Castro noted in a statement that the aim of the Federal Housing Administration (FHA) was to pass on modest savings to borrowers after four straight years of growth. The cut though will likely reduce the agency’s capital reserves and put it under pressure should the housing market face difficulties in the years ahead.
While the 25bp reduction in premium will likely boost affordability and could save home buyers around $500 a year, it also puts the FHA at risk of needing another government bailout.
“It seems the Obama administration’s parting gift to hardworking taxpayers is to put them at greater risk of footing the bill for yet another bailout,” Jeb Hensarling, Republican and chairman of the House Financial Services Committee, wrote in a statement. “Just three years ago the taxpayers had to spend $1.7bn to bail out the FHA. Lowering premiums to below market rates now only puts the FHA in a more precarious financial condition.”
Hensarling accused the administration of cynically playing politics with the FHA and called the “11th hour rule changes” irresponsible, adding that they endangered the integrity and success of the agency.

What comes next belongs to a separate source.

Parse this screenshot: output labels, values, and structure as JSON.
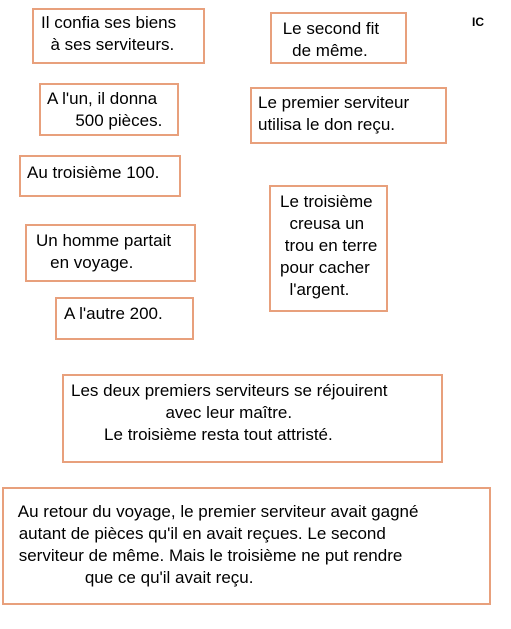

Ginnie Mae RMBS securities took a hit on the back of the news, as fears of pre-payment risk increased among investors. Many in the market expressed consternation to GlobalCapital at what they called a “shock move” from the outgoing administration.
Given that Ginnie Mae MBS are a cornerstone of the agency-MBS market, such uncertainty at the beginning of the year does not bode well for investors or the capital markets and undermines the stability of the agency MBS market.
While investors are unlikely to flee the Ginnie Mae market, analysts noted that the move drove the largest one day sell-off of Ginnie Mae bonds since the last premium reduction in 2015.
Republicans will undoubtedly urge the new administration to drop the cuts, which they will claim damage the private market. However, it will be a tough sell given that a reversal would lead to a pricier residential housing market and could kick up a popular backlash from many of the voters who carried Trump to the White House.
This puts the new president between a rock and a hard place — either upset voters or disappoint Republican allies. As far as politics are concerned, it is a shrewd move, but one with obvious partisan motivations that HUD should try to steer clear of.